At BRAZ-TESOL, Kaiser delivered a new presentation on “Learning English through a Screen: Videoconference Assisted Language Learning,” in which he presented on his recent Fulbright research in Uruguay on Ceibal en Inglés and his Faculty Research Grant project in Rio on EnglishWorks. Time in Brasilia also provided additional opportunities for Kaiser to meet with the EnglishWorks team to discuss their projects and provide some suggestions directly to some of the teachers in the project.

'A Reminder of What English Learners Face'

“EnglishWorks is such a meaningful project,” Kaiser noted. “While I got to spend my weekends and some evenings exploring Rio along with thousands of visitors to the Olympic city, it was quite clear that most people in the neighborhoods I visited for this project had few opportunities to interact with English speakers or visitors to their city. It was a very different Rio. The EnglishWorks teachers create a strong sense of community and use social media to keep people connected. Students were excited to come to class and it was a joy for me to observe these classes. I will bring back many new classroom strategies to share with my students and try out in my classrooms.”

While observing the language acquisition process of students in these projects, Kaiser found himself in a similar situation. “Very few people in Brazil speak a second language,” he explained. “I had to learn to speak and understand Portuguese very quickly to go to restaurants, get a cell phone plan, and ask directions. It was a real reminder of what English language learners face with their English. When my cell phone plan got cut off and I had to negotiate a new cell plan in three different stores where no one spoke English or Spanish, I knew how important it was to learn to communicate in a new language and quickly.
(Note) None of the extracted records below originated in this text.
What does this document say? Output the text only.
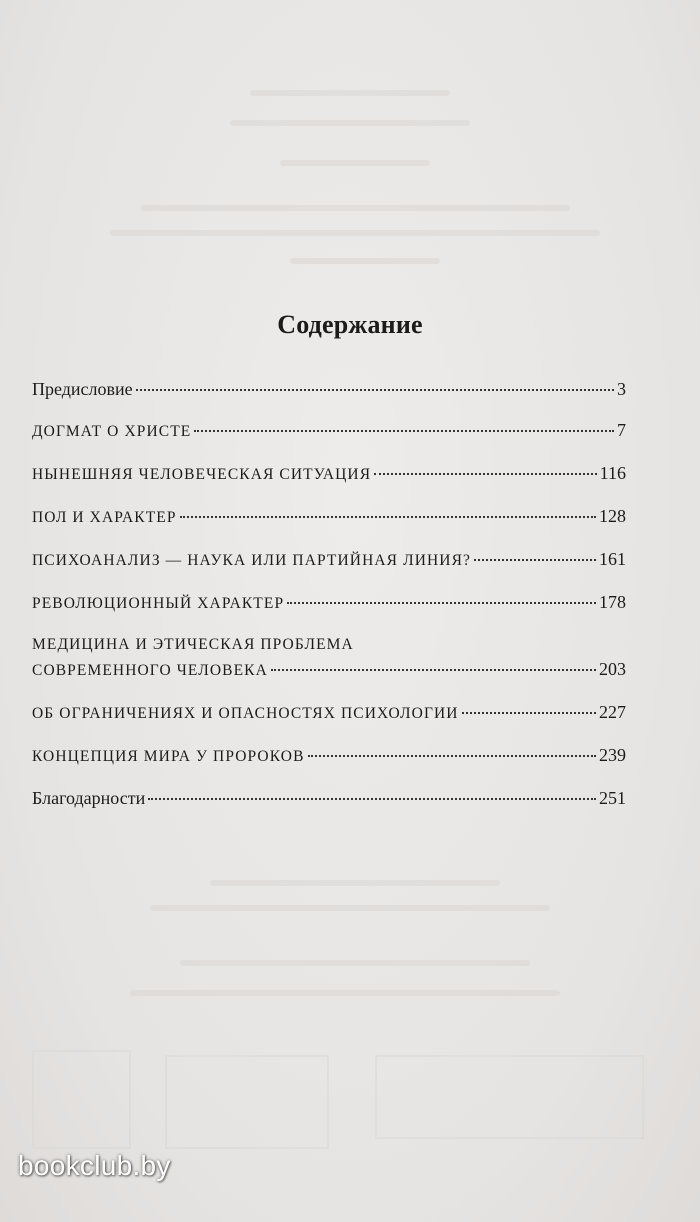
Содержание
Предисловие	3
ДОГМАТ О ХРИСТЕ	7
НЫНЕШНЯЯ ЧЕЛОВЕЧЕСКАЯ СИТУАЦИЯ	116
ПОЛ И ХАРАКТЕР	128
ПСИХОАНАЛИЗ — НАУКА ИЛИ ПАРТИЙНАЯ ЛИНИЯ?	161
РЕВОЛЮЦИОННЫЙ ХАРАКТЕР	178
МЕДИЦИНА И ЭТИЧЕСКАЯ ПРОБЛЕМА
СОВРЕМЕННОГО ЧЕЛОВЕКА	203
ОБ ОГРАНИЧЕНИЯХ И ОПАСНОСТЯХ ПСИХОЛОГИИ	227
КОНЦЕПЦИЯ МИРА У ПРОРОКОВ	239
Благодарности	251
bookclub.by
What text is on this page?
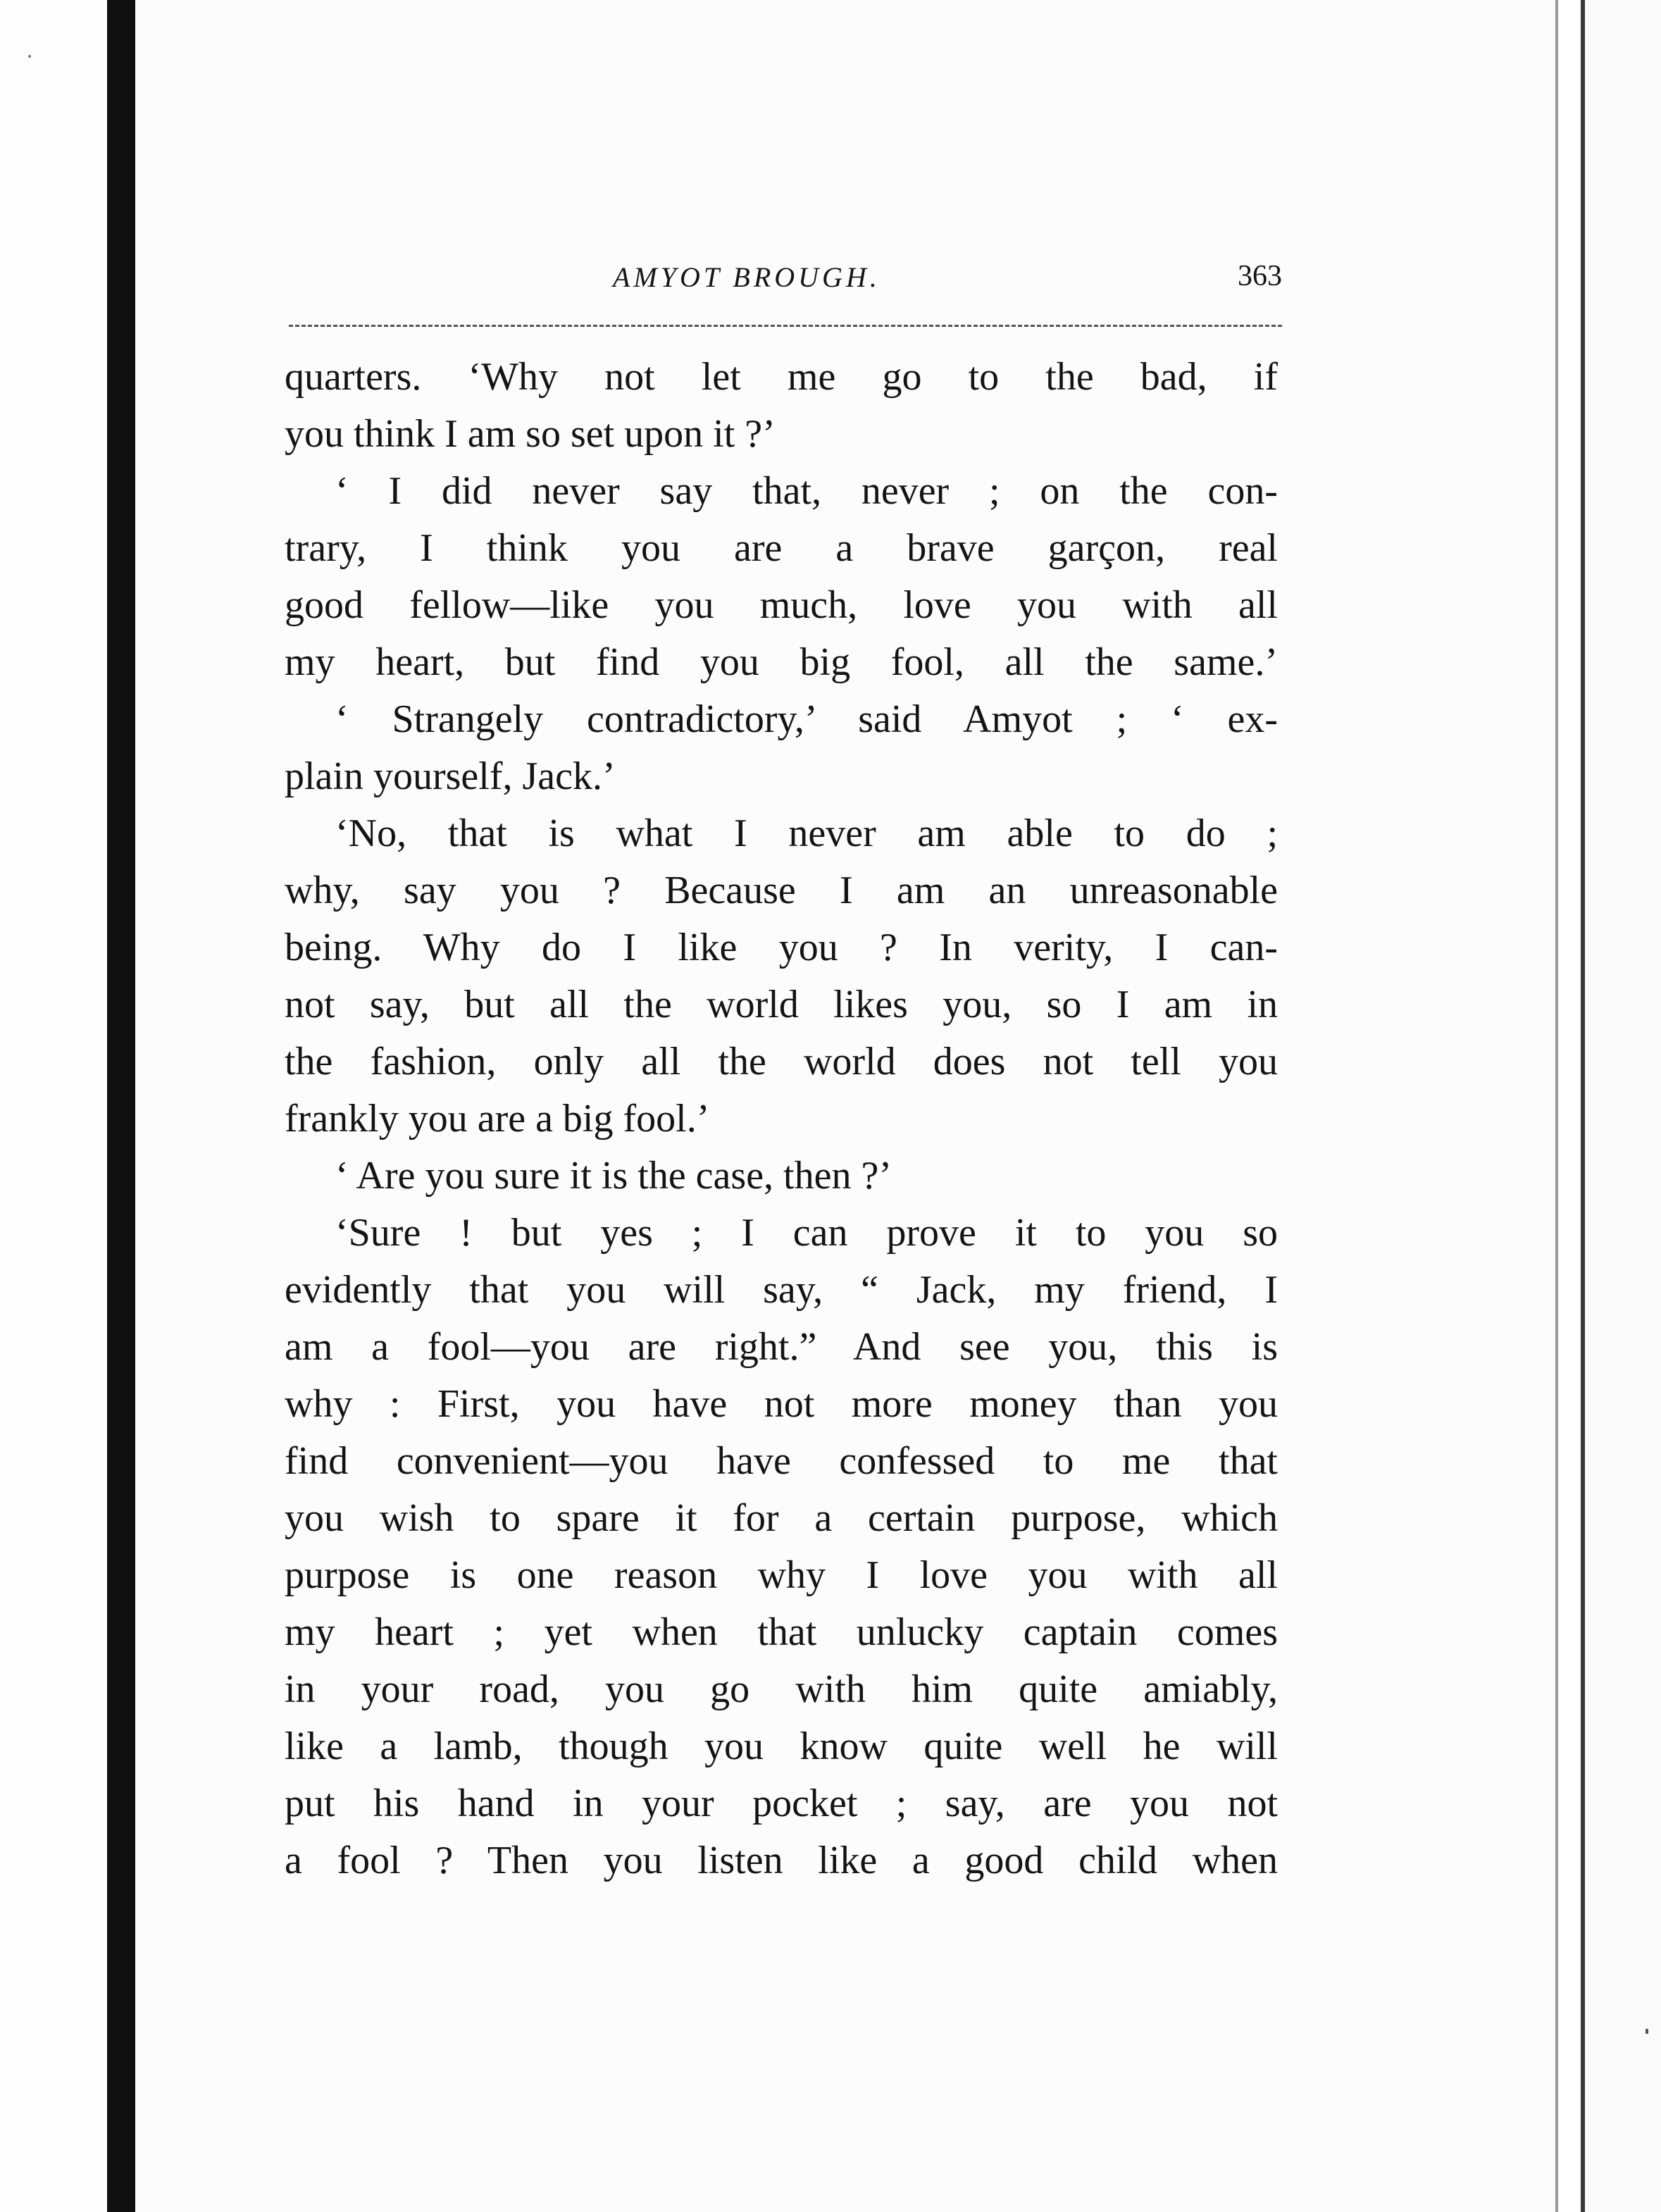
AMYOT BROUGH.	363
quarters. ‘Why not let me go to the bad, if
you think I am so set upon it ?’
‘ I did never say that, never ; on the con-
trary, I think you are a brave garçon, real
good fellow—like you much, love you with all
my heart, but find you big fool, all the same.’
‘ Strangely contradictory,’ said Amyot ; ‘ ex-
plain yourself, Jack.’
‘No, that is what I never am able to do ;
why, say you ? Because I am an unreasonable
being. Why do I like you ? In verity, I can-
not say, but all the world likes you, so I am in
the fashion, only all the world does not tell you
frankly you are a big fool.’
‘ Are you sure it is the case, then ?’
‘Sure ! but yes ; I can prove it to you so
evidently that you will say, “ Jack, my friend, I
am a fool—you are right.” And see you, this is
why : First, you have not more money than you
find convenient—you have confessed to me that
you wish to spare it for a certain purpose, which
purpose is one reason why I love you with all
my heart ; yet when that unlucky captain comes
in your road, you go with him quite amiably,
like a lamb, though you know quite well he will
put his hand in your pocket ; say, are you not
a fool ? Then you listen like a good child when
But by the end of a month in Brazil, I was able to have fairly lengthy conversations, which allowed me to meet more locals and learn even more about Brazil.”

Before returning to St. Louis, Kaiser is traveling to Peru to meet English language teaching specialists in the Ministry of Education in Lima, and returning to Montevideo, Uruguay for a week for a few final meetings about his Fulbright research.